Ainsi, la réaction épidermique des Français à la crise japonaise n’éveille en moi aucun mépris. Car elle est le symptôme d’une psychose pas si hallucinatoire que ça. Et tant que les Français hurleront à l’apocalypse, ergoteront des mois dans d’infinis débats sur absolument tout, je ressentirai une espèce de sécurité démocratique, bien que sans doute illusoire.

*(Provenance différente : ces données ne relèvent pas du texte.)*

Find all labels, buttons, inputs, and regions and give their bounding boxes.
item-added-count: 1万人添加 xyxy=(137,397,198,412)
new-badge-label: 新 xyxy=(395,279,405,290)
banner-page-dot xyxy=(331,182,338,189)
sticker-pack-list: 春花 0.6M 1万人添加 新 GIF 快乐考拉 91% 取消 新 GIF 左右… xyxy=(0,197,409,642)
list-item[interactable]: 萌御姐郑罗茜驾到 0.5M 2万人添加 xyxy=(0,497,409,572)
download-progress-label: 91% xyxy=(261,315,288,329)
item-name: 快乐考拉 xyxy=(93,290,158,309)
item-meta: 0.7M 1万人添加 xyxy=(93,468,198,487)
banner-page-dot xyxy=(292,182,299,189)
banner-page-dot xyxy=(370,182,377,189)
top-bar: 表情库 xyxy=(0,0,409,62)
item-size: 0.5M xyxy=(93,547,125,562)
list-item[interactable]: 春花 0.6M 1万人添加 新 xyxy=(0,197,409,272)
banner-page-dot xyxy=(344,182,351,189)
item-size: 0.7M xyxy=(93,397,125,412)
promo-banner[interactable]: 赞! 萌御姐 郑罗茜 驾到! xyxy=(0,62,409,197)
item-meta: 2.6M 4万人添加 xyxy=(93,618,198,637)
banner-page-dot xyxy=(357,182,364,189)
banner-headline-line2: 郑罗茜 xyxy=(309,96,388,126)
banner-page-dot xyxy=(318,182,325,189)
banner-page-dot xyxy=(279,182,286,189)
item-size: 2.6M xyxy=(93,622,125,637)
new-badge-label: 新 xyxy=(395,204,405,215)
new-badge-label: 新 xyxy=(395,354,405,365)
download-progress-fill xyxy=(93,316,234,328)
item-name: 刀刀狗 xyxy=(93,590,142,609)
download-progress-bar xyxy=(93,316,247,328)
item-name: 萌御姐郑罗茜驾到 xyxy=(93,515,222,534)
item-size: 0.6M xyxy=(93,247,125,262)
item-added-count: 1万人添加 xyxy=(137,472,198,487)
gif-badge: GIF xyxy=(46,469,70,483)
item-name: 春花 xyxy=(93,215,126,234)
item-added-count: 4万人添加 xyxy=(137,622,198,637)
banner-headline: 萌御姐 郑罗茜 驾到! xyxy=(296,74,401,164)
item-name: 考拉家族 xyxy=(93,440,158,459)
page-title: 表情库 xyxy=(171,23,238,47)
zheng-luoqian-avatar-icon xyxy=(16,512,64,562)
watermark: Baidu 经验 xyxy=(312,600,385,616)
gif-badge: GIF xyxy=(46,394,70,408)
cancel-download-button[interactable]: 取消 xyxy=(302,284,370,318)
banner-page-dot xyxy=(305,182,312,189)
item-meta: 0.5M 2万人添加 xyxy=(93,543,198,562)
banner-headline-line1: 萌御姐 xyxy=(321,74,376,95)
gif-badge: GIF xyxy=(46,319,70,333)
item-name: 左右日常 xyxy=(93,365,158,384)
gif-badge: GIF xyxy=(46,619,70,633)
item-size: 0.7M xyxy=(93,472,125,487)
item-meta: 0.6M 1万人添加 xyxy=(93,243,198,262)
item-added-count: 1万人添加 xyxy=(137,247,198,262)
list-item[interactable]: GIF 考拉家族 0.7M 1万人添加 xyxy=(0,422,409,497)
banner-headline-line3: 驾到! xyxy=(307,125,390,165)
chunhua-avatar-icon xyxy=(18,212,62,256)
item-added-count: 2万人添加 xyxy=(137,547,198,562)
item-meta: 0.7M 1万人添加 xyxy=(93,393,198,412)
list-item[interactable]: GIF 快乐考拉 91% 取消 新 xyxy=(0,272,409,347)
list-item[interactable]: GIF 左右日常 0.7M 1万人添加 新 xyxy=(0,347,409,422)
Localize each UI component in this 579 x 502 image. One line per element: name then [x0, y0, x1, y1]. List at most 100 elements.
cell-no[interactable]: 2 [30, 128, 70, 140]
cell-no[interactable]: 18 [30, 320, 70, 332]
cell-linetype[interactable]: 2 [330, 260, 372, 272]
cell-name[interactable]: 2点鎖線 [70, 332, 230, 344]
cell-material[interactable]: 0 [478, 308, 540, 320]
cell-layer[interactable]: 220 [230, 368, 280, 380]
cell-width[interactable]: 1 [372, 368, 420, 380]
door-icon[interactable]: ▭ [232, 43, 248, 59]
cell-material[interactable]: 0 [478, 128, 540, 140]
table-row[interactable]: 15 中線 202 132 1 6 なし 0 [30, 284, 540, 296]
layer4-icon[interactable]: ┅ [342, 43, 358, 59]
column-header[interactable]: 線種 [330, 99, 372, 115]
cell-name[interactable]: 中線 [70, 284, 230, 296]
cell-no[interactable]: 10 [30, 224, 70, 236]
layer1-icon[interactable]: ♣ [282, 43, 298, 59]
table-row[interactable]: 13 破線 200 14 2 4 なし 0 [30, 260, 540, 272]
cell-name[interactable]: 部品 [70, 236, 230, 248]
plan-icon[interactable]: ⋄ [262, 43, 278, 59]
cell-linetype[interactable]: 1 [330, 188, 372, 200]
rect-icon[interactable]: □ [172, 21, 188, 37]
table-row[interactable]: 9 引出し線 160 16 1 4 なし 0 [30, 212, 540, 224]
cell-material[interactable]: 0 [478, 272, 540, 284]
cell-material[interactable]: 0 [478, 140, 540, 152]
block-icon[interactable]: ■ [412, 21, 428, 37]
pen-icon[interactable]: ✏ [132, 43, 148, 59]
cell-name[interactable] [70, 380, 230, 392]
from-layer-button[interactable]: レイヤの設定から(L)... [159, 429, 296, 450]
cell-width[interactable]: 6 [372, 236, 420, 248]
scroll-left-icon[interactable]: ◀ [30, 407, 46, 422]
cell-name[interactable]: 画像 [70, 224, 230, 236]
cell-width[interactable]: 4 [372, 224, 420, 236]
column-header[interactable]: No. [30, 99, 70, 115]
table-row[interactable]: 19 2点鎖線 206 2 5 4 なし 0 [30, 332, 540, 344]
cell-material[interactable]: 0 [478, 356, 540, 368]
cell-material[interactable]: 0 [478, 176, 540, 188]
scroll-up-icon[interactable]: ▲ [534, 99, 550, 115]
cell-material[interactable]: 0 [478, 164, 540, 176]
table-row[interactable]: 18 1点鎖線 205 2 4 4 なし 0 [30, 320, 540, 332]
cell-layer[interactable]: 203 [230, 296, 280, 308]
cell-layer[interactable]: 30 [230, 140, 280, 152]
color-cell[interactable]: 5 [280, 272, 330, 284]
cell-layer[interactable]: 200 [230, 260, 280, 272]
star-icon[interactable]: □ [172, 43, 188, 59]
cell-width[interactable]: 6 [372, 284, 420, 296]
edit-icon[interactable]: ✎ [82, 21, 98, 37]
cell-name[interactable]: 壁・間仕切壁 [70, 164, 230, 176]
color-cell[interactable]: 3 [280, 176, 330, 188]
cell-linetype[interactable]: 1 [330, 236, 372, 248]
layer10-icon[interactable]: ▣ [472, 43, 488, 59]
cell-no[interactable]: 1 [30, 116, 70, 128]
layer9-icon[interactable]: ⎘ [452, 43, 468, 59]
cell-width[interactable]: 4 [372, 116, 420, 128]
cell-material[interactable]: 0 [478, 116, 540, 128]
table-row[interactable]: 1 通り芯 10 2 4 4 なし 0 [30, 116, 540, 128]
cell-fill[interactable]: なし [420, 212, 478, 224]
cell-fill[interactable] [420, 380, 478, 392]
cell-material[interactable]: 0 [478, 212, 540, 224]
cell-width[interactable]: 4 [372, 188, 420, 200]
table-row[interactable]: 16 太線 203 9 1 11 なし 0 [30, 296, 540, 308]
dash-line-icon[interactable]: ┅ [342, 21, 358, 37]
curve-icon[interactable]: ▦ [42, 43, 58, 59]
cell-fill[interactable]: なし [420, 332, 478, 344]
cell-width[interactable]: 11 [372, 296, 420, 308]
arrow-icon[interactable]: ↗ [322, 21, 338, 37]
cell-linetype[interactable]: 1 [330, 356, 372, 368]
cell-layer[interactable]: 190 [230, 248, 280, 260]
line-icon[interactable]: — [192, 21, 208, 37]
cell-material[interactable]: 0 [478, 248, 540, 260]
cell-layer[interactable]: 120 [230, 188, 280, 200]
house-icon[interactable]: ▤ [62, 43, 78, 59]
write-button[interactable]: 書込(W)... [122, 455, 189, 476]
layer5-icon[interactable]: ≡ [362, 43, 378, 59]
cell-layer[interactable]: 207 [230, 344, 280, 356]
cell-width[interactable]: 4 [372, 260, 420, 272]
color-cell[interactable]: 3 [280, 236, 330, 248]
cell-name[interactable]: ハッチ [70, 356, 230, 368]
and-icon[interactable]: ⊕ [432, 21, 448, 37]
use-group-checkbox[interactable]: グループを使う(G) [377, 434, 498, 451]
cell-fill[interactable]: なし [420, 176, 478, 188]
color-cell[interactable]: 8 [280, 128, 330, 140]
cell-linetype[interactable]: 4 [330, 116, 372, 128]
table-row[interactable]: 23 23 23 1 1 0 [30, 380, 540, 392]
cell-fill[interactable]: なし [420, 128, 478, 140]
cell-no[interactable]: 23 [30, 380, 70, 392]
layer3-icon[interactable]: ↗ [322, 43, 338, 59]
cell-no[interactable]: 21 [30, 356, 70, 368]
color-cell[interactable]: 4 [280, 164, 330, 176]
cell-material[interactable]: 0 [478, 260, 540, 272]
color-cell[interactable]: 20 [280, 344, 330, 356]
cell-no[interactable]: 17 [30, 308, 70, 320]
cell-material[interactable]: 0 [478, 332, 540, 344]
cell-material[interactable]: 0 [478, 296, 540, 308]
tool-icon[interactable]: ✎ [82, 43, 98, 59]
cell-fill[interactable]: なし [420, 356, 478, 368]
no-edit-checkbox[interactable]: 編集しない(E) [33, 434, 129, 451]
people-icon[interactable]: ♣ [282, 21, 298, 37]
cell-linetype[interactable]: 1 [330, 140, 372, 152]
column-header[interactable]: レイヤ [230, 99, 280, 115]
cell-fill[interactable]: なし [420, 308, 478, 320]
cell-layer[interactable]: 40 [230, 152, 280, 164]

L’honneur japonais est certainement noble. Tant mieux pour eux. Cela ne fait pas des Haïtiens, des enfants pakistanais, ou de quiconque qui pleure tout fort la perte de ce qu’il avait de plus précieux au monde des mauviettes impudiques. A l’heure où les puissants font de lourdes insinuations sur notre façon de protester, de partir à la retraite, de bénéficier de la sécurité sociale, d’être au chômage longue durée, en un mot de coûter cher et d’en plus nous permettre de râler. A l’heure où des escrocs notoires flirtant avec des dictatures se permettent de nous donner des leçons de morale, je revendique le droit de n’être pas stoïque. D’hurler de peur si je suis terrorisée. De mourir, si l’envie m’en prend, en un long râle pénible à entendre. D’être dévastée par la perte d’un être cher. De m’alarmer de l’état du Monde. De taper du poing sur la table, constamment et pour un rien. Pour tout dire, l’honneur est une chose masculine que je n’ai jamais saisie. Moi qui, en plus d’être une grande-gueule française, ne suis qu’une pauvre femme, je crois encore naïvement que la brève existence que le hasard nous a donné de vivre est la seule chose que nous possédons en ce monde.